Yes, you can burn HDCDs with all the HDCD info intact. Tried it before myself, and the CDR lit up my Arcam's HDCD light.

Think of it this way...the idea behind the digital output is to provide a direct clean signal output from the disc that doesn't pass through the player/transport's DAC. So the HDCD info is within that data stream going out...but you need something to decode that data stream. Thus your external DAC must be able to decode that HDCD signal for you to get HDCD.

What I'm not so sure on is whether your transport has to be HDCD capable to begin with for your DAC to get the HDCD signal, or if all transports will send out the HDCD signals on a CD...

But you know what? In the grand scheme of things...HDCD is REALLY not worth all this trouble. Trust me.
post #10 of 14
There are receivers (e.g. Marantz SR9200) which do HDCD decoding, for CD players that cannot do it themselves. So I would assume that the player simply grabs the data stream from the CD, whether it is HD or regular, and sends it to the digital out.

Quote:
Originally posted by Vertigo-1

But you know what? In the grand scheme of things...HDCD is REALLY not worth all this trouble. Trust me.
Is this because you feel that HDCD does not really add much to the sound quality?
post #11 of 14

Au contraire...

I think HDCD is a major improvement over standard redbook CD's. My own ears-on experience is also that HDCD discs typically sound better than their non-HDCD counterparts, even in a player without HDCD decoding. Comparing Japanese import Yes HDCD's against their U.S. remastered non-HDCD versions, the HDCD's were almost always more open sounding, with a much greater sense of space between instruments. I had two CD players, one with HDCD decoding, the other without. The better sound always traveled with the HDCD disc, regardless of which player it was in.
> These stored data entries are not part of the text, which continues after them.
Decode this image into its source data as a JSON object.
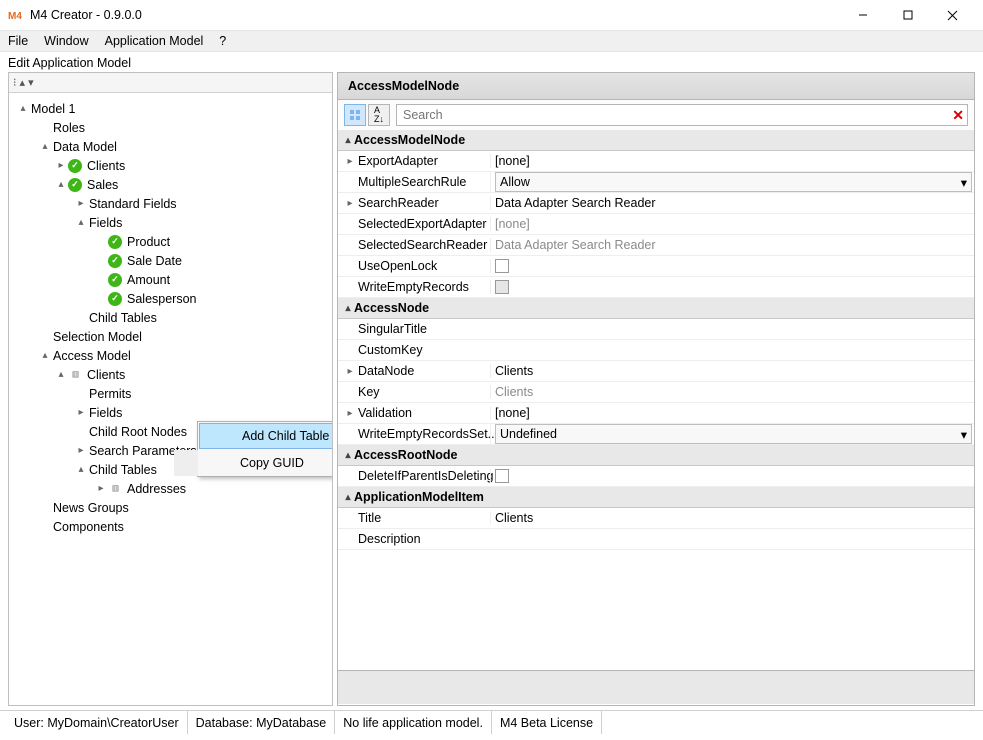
{
  "window": {
    "title": "M4 Creator - 0.9.0.0",
    "logo_text": "M4"
  },
  "menu": {
    "file": "File",
    "window": "Window",
    "app_model": "Application Model",
    "help": "?"
  },
  "panel": {
    "title": "Edit Application Model",
    "toolbar_hint": "⁝ ▴ ▾"
  },
  "tree": {
    "root": "Model 1",
    "roles": "Roles",
    "data_model": "Data Model",
    "clients": "Clients",
    "sales": "Sales",
    "standard_fields": "Standard Fields",
    "fields": "Fields",
    "product": "Product",
    "sale_date": "Sale Date",
    "amount": "Amount",
    "salesperson": "Salesperson",
    "child_tables": "Child Tables",
    "selection_model": "Selection Model",
    "access_model": "Access Model",
    "am_clients": "Clients",
    "permits": "Permits",
    "am_fields": "Fields",
    "child_root_nodes": "Child Root Nodes",
    "search_parameters": "Search Parameters",
    "am_child_tables": "Child Tables",
    "addresses": "Addresses",
    "news_groups": "News Groups",
    "components": "Components"
  },
  "context_menu": {
    "add_child_table": "Add Child Table",
    "copy_guid": "Copy GUID"
  },
  "right": {
    "header": "AccessModelNode",
    "search_placeholder": "Search",
    "sort_cat": "⦿",
    "sort_az": "A↓Z"
  },
  "props": {
    "cat_access_model_node": "AccessModelNode",
    "export_adapter": "ExportAdapter",
    "export_adapter_val": "[none]",
    "multiple_search_rule": "MultipleSearchRule",
    "multiple_search_rule_val": "Allow",
    "search_reader": "SearchReader",
    "search_reader_val": "Data Adapter Search Reader",
    "selected_export_adapter": "SelectedExportAdapter",
    "selected_export_adapter_val": "[none]",
    "selected_search_reader": "SelectedSearchReader",
    "selected_search_reader_val": "Data Adapter Search Reader",
    "use_open_lock": "UseOpenLock",
    "write_empty_records": "WriteEmptyRecords",
    "cat_access_node": "AccessNode",
    "singular_title": "SingularTitle",
    "custom_key": "CustomKey",
    "data_node": "DataNode",
    "data_node_val": "Clients",
    "key": "Key",
    "key_val": "Clients",
    "validation": "Validation",
    "validation_val": "[none]",
    "write_empty_setting": "WriteEmptyRecordsSet...",
    "write_empty_setting_val": "Undefined",
    "cat_access_root": "AccessRootNode",
    "delete_if_parent": "DeleteIfParentIsDeleting",
    "cat_app_item": "ApplicationModelItem",
    "title": "Title",
    "title_val": "Clients",
    "description": "Description",
    "expander_collapsed": "▸",
    "expander_expanded": "▾"
  },
  "status": {
    "user": "User: MyDomain\\CreatorUser",
    "database": "Database: MyDatabase",
    "lifemodel": "No life application model.",
    "license": "M4 Beta License"
  }
}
I haven't determined the amount of improvement in an HDCD disc's playback with vs. without decoding, but when the HDCD LED lights up on my Muse Model 2 DAC, I know I'm in for a good show.
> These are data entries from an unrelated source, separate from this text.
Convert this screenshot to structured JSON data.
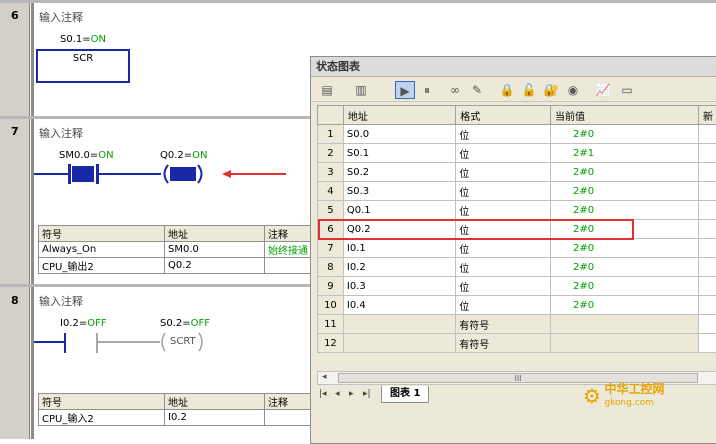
{
  "networks": [
    {
      "number": "6",
      "comment": "输入注释",
      "contact_label": "S0.1",
      "contact_state": "ON",
      "coil": "SCR"
    },
    {
      "number": "7",
      "comment": "输入注释",
      "contact_label": "SM0.0",
      "contact_state": "ON",
      "coil_label": "Q0.2",
      "coil_state": "ON",
      "symbol_table": {
        "headers": [
          "符号",
          "地址",
          "注释"
        ],
        "rows": [
          [
            "Always_On",
            "SM0.0",
            "始终接通"
          ],
          [
            "CPU_输出2",
            "Q0.2",
            ""
          ]
        ]
      }
    },
    {
      "number": "8",
      "comment": "输入注释",
      "contact_label": "I0.2",
      "contact_state": "OFF",
      "coil_label": "S0.2",
      "coil_state": "OFF",
      "coil": "SCRT",
      "symbol_table": {
        "headers": [
          "符号",
          "地址",
          "注释"
        ],
        "rows": [
          [
            "CPU_输入2",
            "I0.2",
            ""
          ]
        ]
      }
    }
  ],
  "status_chart": {
    "title": "状态图表",
    "headers": [
      "",
      "地址",
      "格式",
      "当前值",
      "新"
    ],
    "rows": [
      {
        "n": "1",
        "address": "S0.0",
        "format": "位",
        "value": "2#0"
      },
      {
        "n": "2",
        "address": "S0.1",
        "format": "位",
        "value": "2#1"
      },
      {
        "n": "3",
        "address": "S0.2",
        "format": "位",
        "value": "2#0"
      },
      {
        "n": "4",
        "address": "S0.3",
        "format": "位",
        "value": "2#0"
      },
      {
        "n": "5",
        "address": "Q0.1",
        "format": "位",
        "value": "2#0"
      },
      {
        "n": "6",
        "address": "Q0.2",
        "format": "位",
        "value": "2#0"
      },
      {
        "n": "7",
        "address": "I0.1",
        "format": "位",
        "value": "2#0"
      },
      {
        "n": "8",
        "address": "I0.2",
        "format": "位",
        "value": "2#0"
      },
      {
        "n": "9",
        "address": "I0.3",
        "format": "位",
        "value": "2#0"
      },
      {
        "n": "10",
        "address": "I0.4",
        "format": "位",
        "value": "2#0"
      },
      {
        "n": "11",
        "address": "",
        "format": "有符号",
        "value": ""
      },
      {
        "n": "12",
        "address": "",
        "format": "有符号",
        "value": ""
      }
    ],
    "tab_label": "图表 1",
    "scroll_mark": "III"
  },
  "watermark": {
    "line1": "中华工控网",
    "line2": "gkong.com"
  },
  "colors": {
    "wire_active": "#1a28a8",
    "state_text": "#00a000",
    "highlight": "#e03030"
  }
}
BTW, I can't compare to SACD; I've kept away because of the limited repertoire. Toto, Billy Joel, Cindy Lauper and a bunch of classical... no thanks. If Sony still had control of their Pink Floyd catalog, it might have been a different story.
post #12 of 14
See this thread.

dave-the-rave -- those Yes HDCD's are not really a fair comparison, they've been remastered.
post #13 of 14
True, they have been remastered. But still, if you can use it, why not? The improvement may not be major, but its still there. Basically, if you already have it, its free. :-)
post #14 of 14
Quote:
Originally posted by andrzejpw
True, they have been remastered. But still, if you can use it, why not? The improvement may not be major, but its still there. Basically, if you already have it, its free. :-)
Not sure if I understand. There are CD's out there that have been mastered both HDCD and non-HDCD. Comparing the album versions of the tracks from Nine Inch Nails' The Fragile (non-HDCD) to the versions of the tracks that were duplicated on the singles (HDCD) is one example that comes to mind. Those are the exact same masters, yet one was processed with HDCD encoding. I think that's a more fair comparison. Another one that comes to mind is the version of "Red House" on the City of Angels soundtrack (HDCD) -- compared with whatever the most recent remaster of his greatest hits is (non-HDCD).

I do, in general, agree with the latter portion of your statement, and that is exactly what I have done for myself. But in most situations, the two are mutually exclusive, and I can't recommend the path that I've taken from the perspective of financial soundness.